In the celebrity-driven Ed Gordon special, the award-winning journalist interviews the stars of the upcoming summer comedy Girls Trip, Queen Latifah, Jada Pinkett Smith, Regina Hall and Tiffany Haddish, who discuss their careers and reflect on the contributions of black women in Hollywood today.
Queen Latifah on paving the way for others in Hollywood:
“It’s people like Jada’s husband Will (Smith) who helped us every step of the way, so it wasn’t just us When Will got in, he helped me get in; I’m going to help somebody else get in. It’s not about keeping it all to yourself, it’s about passing it on and keeping that door open.”
Pinkett Smith on Black (Acting) talent:
“This year for some reason it’s really been illuminated that given the opportunity we can produce!”
Gordon profiles Super Bowl champion-turned broadcaster Michael Strahan and the very busy television talent discusses his life, the challenges of becoming famous and gossip-page fare and more. Gordon interviews Strahan on the set of GMA.
Strahan on being a role model:
“When you see someone of color excelling at something or given an opportunity, people are very embracing of that. I understand what I represent and every day I do my best. I try to be the guy, when I walk in the room everybody is happy I am there and not happy when I am gone.”
Power’s Omari Hardwick talks with Gordon about the hit series, the relationship with his wife and how he has handled fame in the social media era.
Hardwick on considering giving up acting when he was young:
“There was that moment when I decided to ask Mom and Pops what they thought about that. They collectively put together about twenty-five hundred dollars and said ‘You ain’t going nowhere. You didn’t go that far to come back home, not when you got all that talent.'”
Gordon also sits with Cedric the Entertainer and D.L. Hughley who, among other things, discuss the state of comedy in the age of President Donald Trump and the pros and cons of utilizing material based on the activities of the current administration.
Cedric the Entertainer on being funny during the Trump Administration:
“That’s the part that is frustrating, that you can’t always find humor in it. You do have to take it on stage, you do have to find moments in there that you can turn it into a joke, but on a daily basis, the dude is a liar, the dude is a liar. When is that funny someone who just lies to you all the time?”
D.L. Hughley on the difference between White and Black people being funny:
“I think our funny is more melancholy and painful and angry. It’s much like the skill set when slaves used to pick fun at the masters and they didn’t know it. It’s a skill, it’s something you learn. You learn how to stab at authority.”
Award-winning journalist Gordon serves as executive producer and host of the Bounce original series Ed Gordon, sitting down for revealing interviews with top headline makers, entertainers and pop cultural figures.
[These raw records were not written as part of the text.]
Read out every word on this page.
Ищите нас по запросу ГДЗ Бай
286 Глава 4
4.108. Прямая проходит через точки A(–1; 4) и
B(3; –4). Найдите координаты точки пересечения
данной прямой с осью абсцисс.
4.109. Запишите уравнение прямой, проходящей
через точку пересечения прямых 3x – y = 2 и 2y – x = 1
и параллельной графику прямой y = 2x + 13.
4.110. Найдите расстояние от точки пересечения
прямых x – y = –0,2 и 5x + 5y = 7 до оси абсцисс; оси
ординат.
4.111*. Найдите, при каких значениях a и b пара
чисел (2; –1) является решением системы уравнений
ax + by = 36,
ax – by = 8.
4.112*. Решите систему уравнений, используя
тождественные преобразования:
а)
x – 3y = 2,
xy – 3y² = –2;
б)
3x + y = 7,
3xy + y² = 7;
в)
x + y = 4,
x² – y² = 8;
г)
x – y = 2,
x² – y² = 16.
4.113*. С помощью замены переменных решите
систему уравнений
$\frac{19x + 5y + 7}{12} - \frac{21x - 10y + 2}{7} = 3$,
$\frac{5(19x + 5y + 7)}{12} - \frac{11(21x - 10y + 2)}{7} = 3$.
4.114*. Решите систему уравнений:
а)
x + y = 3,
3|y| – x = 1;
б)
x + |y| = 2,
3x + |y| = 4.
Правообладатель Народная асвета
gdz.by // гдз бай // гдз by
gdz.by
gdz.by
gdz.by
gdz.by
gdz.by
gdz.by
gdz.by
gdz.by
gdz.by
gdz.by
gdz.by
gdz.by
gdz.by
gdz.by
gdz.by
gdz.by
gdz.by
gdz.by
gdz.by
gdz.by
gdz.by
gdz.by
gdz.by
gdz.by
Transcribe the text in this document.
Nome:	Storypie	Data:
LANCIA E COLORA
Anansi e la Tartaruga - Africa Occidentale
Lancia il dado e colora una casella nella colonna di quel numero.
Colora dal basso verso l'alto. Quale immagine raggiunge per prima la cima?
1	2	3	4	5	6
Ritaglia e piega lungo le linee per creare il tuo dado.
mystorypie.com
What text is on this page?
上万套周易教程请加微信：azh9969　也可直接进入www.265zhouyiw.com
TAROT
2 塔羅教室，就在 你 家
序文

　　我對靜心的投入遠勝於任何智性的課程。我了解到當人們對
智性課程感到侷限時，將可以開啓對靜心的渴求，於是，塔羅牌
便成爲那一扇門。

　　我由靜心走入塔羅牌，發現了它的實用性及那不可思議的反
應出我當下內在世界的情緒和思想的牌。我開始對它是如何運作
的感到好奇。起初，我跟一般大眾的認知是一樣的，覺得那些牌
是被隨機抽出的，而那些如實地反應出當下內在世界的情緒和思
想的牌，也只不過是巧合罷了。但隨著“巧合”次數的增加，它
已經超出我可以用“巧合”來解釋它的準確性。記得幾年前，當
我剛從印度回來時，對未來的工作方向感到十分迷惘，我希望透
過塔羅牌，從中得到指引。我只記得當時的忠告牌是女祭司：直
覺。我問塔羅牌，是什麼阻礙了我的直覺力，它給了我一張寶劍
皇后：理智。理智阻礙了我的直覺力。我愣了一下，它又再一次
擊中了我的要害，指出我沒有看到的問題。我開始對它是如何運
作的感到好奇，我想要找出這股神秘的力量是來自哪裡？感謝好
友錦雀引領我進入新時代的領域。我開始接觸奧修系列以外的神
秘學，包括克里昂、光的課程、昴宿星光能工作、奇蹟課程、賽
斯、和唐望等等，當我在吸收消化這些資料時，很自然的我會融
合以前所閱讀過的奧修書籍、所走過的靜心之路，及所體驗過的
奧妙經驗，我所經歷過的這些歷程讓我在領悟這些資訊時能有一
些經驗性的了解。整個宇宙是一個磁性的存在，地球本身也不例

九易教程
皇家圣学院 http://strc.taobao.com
Ed Gordon also includes investigative pieces, celebrity profiles, current event segments and human-interest feature stories.
Gordon has been a contributing correspondent for 60 Minutes II, The Today Show and Dateline NBC, the host of “News and Notes with Ed Gordon” on NPR, anchorman for BET and is a weekly contributor to the national Steve Harvey Radio Show. He is also the recipient of an NAACP Image Award, as well as the prestigious Journalist of the Year Award from the National Association of Black Journalists.